Our faith tells us that the Holy Spirit works in creative ways to speak to us. The priest’s homily is the work of the Holy Spirit as it speaks of God’s Word. The random passage may not be random at all as it may be His way of telling you that you are not alone in this journey. The ability to forgive is the work of the Holy Spirit, in the same way that the ability to do little things with great impact to others is the work of the Holy Spirit.
The Holy Spirit is not only creative in reaching out to us; He is also so generous that great gifts are granted upon us only if we ask. It is written in Luke 11:13, “If you then, who are evil, know how to give good gifts to your children, how much more will the Heavenly Father give the Holy Spirit to those who ask Him.” In Isaiah 11, the gifts of the Holy Spirit are wisdom, knowledge, counsel (right judgment), understanding, fortitude, piety (reverence), and fear of the Lord. St. Paul further talks about the other gifts of the Holy Spirit in 1 Corinthians 12 being faith, healing, miracles, prophecy, discernment of spirits, ecstatic utterances, tongues, and interpretation of tongues. These gifts, more than anything else, are the ones that we badly need in our secular world. But have we asked for any of these from the Holy Spirit yet?

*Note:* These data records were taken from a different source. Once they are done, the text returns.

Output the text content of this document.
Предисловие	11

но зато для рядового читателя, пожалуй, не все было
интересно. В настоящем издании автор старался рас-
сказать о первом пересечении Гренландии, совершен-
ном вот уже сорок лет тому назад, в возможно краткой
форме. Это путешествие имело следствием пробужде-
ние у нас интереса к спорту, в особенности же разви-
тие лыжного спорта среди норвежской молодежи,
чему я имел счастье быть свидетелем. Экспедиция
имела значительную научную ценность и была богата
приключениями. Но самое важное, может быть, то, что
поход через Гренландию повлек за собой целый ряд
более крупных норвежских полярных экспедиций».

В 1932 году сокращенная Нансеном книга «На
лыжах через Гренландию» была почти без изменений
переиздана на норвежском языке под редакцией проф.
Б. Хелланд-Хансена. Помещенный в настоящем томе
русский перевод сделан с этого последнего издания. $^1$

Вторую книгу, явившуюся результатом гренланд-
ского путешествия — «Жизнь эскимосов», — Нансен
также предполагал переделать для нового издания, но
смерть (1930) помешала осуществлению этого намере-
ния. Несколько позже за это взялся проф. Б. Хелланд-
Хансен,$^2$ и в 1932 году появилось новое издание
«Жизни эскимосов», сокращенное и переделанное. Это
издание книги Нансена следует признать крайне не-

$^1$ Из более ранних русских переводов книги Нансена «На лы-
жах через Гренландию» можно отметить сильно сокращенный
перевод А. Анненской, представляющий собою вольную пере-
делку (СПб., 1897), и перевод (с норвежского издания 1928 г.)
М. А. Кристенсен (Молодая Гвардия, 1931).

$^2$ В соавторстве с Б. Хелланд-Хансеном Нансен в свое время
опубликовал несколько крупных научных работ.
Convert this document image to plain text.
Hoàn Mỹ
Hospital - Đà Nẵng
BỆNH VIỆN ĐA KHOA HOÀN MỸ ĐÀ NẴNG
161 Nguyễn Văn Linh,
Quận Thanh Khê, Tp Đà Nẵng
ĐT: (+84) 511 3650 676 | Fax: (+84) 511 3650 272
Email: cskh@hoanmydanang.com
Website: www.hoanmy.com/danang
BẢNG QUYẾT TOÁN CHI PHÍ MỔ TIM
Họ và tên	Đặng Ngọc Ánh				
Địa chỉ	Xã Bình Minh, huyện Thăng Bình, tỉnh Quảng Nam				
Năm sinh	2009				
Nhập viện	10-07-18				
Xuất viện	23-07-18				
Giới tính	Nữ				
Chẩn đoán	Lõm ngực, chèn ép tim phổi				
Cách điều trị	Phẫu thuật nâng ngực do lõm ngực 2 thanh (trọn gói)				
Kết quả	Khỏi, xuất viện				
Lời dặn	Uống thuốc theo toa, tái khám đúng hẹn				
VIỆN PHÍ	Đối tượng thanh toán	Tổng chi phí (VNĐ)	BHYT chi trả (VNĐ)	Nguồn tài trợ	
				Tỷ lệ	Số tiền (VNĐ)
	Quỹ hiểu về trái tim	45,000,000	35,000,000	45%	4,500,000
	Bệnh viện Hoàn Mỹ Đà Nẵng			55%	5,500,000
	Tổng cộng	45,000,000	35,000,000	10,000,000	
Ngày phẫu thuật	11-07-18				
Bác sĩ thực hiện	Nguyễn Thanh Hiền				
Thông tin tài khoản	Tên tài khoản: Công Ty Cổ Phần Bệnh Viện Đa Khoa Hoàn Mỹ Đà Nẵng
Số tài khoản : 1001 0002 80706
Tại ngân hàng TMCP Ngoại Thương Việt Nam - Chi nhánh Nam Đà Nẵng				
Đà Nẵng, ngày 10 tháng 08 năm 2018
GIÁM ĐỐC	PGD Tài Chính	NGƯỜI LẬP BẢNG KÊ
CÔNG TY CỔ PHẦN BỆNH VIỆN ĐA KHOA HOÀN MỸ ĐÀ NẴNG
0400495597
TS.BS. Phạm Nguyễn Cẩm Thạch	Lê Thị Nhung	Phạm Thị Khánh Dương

The Holy Spirit dwelling in us is not just a doctrinal concept; it is supposed to be an experiential manifestation of God’s love for us. We were promised of the Paraclete on Jesus’ departure, it was fulfilled on Pentecost. We were assured of spiritual gifts, and we are granted with such gifts if we only ask. Tuning in to the voice of the Holy Spirit ‘requires’ for us to be still as it may come in a gentle, quiet sound, or it may come in a blow of a rushing wind. Being attuned to the Holy Spirit transforms us into persons with observable attributes, which are joy, charity, peace, patience, kindness, goodness, generosity, gentleness, faithfulness, modesty, self-control, chastity, or also called as the Fruit of the Holy Spirit. It saves us from unnecessary troubles that could possibly consume us.
On this solemnity of Pentecost, Jesus invites us to “receive the Holy Spirit” that we may experience the fullness of God’s love. May we allow the Holy Spirit to use His power fully in our lives.